Bid for clarity on reform seen as crucial to trucking and other sectors


With misunderstanding and knee-jerk reactions rife over the trucking industry’s forklift training and licensing reform concept, South Australian industry luminary Steve Shearer has sought to add light and context to it.

The idea has the involvement and backing of SA innovation and skills minister David Pisoni, himself no stranger to the challenges of creating more skilled young people, nor of forklift training.

“The proposal David Pisoni and I have comprises: 1. a contract of training; 2. restricted forklift licence only valid at the host employer’s premises (so not transferable interstate or to other employers); 3. supervisory requirements,” Shearer, the South Australia Road Transport Association (SARTA) CEO, told ATN.

“It is absurd to class all 16- and 17-year-olds as unsafe and being older is no guarantee of safety.
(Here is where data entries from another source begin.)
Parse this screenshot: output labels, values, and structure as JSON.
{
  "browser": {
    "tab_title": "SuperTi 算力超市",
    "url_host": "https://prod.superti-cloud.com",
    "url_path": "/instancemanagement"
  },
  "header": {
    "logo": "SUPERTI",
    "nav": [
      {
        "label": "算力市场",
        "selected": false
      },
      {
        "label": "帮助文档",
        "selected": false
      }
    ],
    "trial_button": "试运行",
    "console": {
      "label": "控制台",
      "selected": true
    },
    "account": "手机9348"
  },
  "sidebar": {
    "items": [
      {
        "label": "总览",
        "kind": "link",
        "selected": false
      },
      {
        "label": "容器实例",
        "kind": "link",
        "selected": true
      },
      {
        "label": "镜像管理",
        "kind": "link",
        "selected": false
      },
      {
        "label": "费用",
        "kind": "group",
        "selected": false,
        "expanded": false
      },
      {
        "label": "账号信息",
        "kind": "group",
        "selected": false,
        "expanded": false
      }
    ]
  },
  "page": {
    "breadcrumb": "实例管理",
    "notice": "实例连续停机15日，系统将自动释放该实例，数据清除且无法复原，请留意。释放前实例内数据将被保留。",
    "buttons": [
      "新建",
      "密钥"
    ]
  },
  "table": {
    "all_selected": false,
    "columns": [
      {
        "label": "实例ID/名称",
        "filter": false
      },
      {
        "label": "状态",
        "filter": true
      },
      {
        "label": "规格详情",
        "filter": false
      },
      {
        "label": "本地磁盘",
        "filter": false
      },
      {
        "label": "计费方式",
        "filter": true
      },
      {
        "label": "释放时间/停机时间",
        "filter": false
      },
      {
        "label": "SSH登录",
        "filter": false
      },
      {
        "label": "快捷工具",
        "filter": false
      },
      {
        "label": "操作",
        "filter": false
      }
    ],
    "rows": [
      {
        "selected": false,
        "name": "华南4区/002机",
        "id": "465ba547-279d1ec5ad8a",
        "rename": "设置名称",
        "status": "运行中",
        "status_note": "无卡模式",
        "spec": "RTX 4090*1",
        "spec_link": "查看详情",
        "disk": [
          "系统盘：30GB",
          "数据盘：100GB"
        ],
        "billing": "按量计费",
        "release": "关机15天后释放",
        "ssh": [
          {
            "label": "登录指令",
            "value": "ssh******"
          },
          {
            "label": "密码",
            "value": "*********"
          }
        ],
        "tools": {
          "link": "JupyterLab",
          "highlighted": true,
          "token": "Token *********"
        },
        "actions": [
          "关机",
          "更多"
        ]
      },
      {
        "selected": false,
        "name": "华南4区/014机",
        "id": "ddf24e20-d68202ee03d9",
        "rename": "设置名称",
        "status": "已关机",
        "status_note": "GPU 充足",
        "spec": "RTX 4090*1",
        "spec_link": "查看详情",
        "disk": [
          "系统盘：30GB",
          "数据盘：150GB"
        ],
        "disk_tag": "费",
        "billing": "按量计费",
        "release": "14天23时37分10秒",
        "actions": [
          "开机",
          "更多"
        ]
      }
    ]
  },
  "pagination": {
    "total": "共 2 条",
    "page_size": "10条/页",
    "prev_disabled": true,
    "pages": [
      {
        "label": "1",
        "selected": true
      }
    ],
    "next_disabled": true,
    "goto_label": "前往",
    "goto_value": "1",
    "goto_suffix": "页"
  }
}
It’s about proper competency-based training and supervision, which our proposal covers.

“This is vital for road freight sector because ever since the age threshold was raised to 18 we have lost the only non-mechanic entry pathway for young people into trucking and that has devastated our industry’s career structure.

“It’s a key reason why our age profile is now seriously out of kilter and presenting an inevitable threat to our sustainability.”

He argued that if young school leavers or school-based apprentices can only push a broom around a truck depot, the work value and justifiable wage is too low, so it’s unattractive to them.

He emphasised that other sectors need this too and that it is worth hundreds of jobs, while questioning the basis for the present rules.

“I discussed the issue with Michael Francis, CEO of Return To Work SA, who agreed to search their records for evidence of claims re under-18 forklift drivers … they found none,” Shearer said.

“SafeWorkSA has repeatedly failed to provide evidence of any actual issues and they just say that SA adopted the 18-year-old threshold under a national uniformity regime.

“So, its uniformity for the sake of it, despite the serious adverse consequences for trucking and for SA.”

Shearer insists that the restricted licence model that Pisoni and he are pushing “won’t offend national uniformity because the restricted licence would not be portable.

“A properly structured competency-based and supervised model under a formal contract of training would deal with the alleged questionable safety issues and open up hundreds of career starting jobs for 16- to 18-year-olds across various industries.”